O Programa Mundial de Alimentos da ONU relatou que 15 caminhões com farinha foram saqueados, refletindo o desespero da população. A organização destacou que a fome e a ansiedade pela chegada de ajuda estão agravando a insegurança. Segundo o Hamas, seis membros de uma equipe de segurança foram mortos enquanto protegiam os carregamentos.


Israel impôs o bloqueio em março, acusando o Hamas de desviar ajuda humanitária, o que o grupo nega, afirmando que seus combatentes têm sido mortos tentando proteger os comboios.
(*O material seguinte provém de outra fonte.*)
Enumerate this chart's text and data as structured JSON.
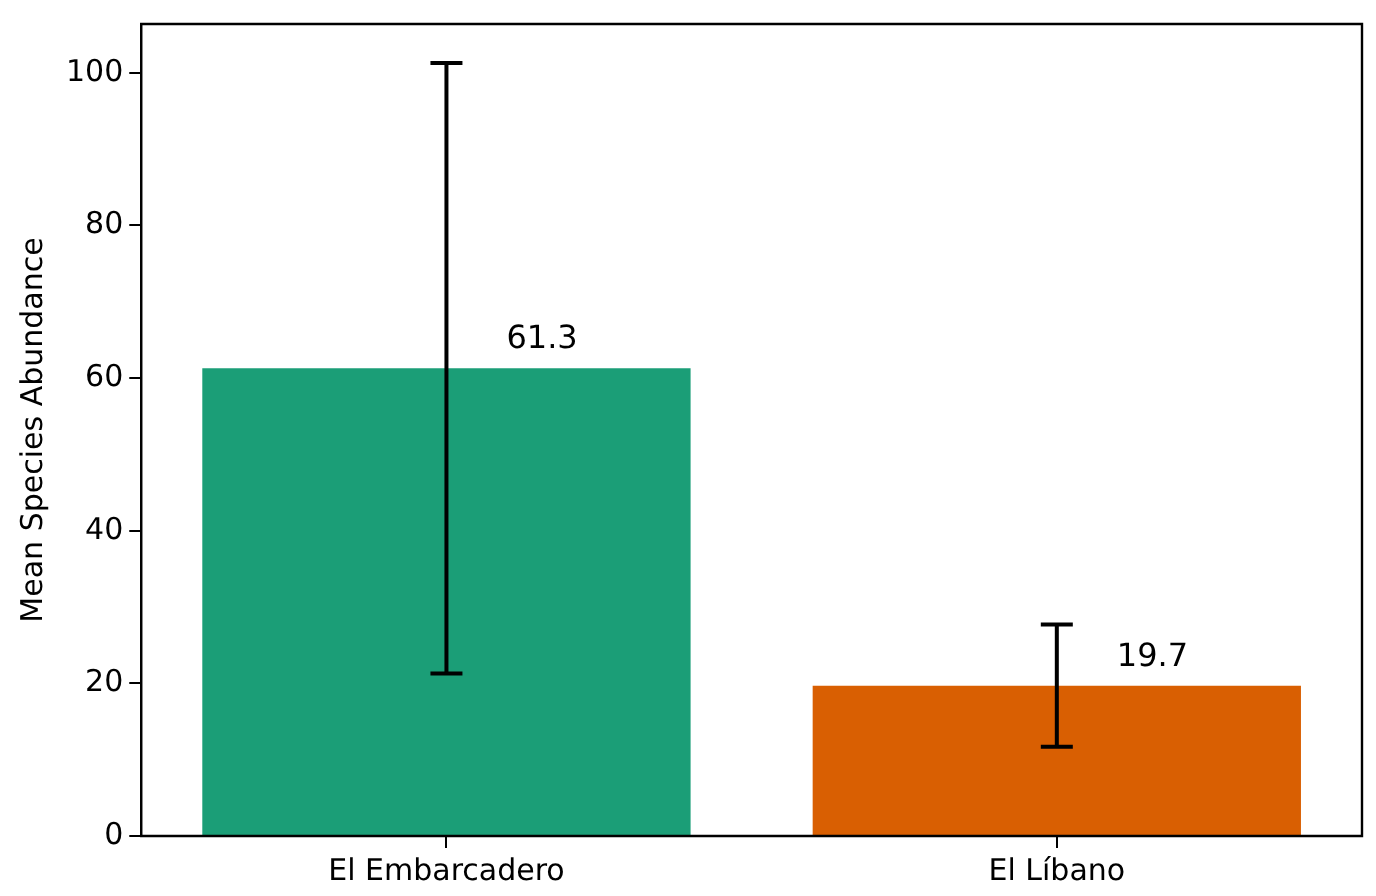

Ainda segundo a apuração, o Exército israelense não comentou os incidentes, mas um oficial militar acusou o Hamas de disfarçar saqueadores como guardas para interferir na distribuição da ajuda.


Com cerca de 2 milhões de pessoas concentradas em uma área cada vez menor, especialmente ao redor de Khan Younis, a pressão internacional por mais ajuda cresce. O secretário-geral da ONU, António Guterres, alertou que, sem acesso rápido e seguro à ajuda, mais mortes ocorrerão e as consequências para a população serão profundas. O governo alemão também criticou a lentidão da resposta humanitária.


Israel anunciou um novo sistema de distribuição de ajuda, patrocinado pelos EUA e operado por empresas privadas, com quatro centros no sul de Gaza. No entanto, a ONU já declarou que não participará do sistema, alegando que ele subordina a ajuda a interesses políticos e militares. Israel afirma que apenas fornecerá segurança aos centros, sem se envolver diretamente na distribuição, mas a postura tem sido criticada por observadores.


Enquanto a ajuda chega de forma limitada, Israel continua sua ofensiva militar. O exército afirmou ter atingido 75 alvos em Gaza durante a noite, incluindo depósitos de armas e lançadores de foguetes. Pelo menos 25 palestinos morreram nesses ataques.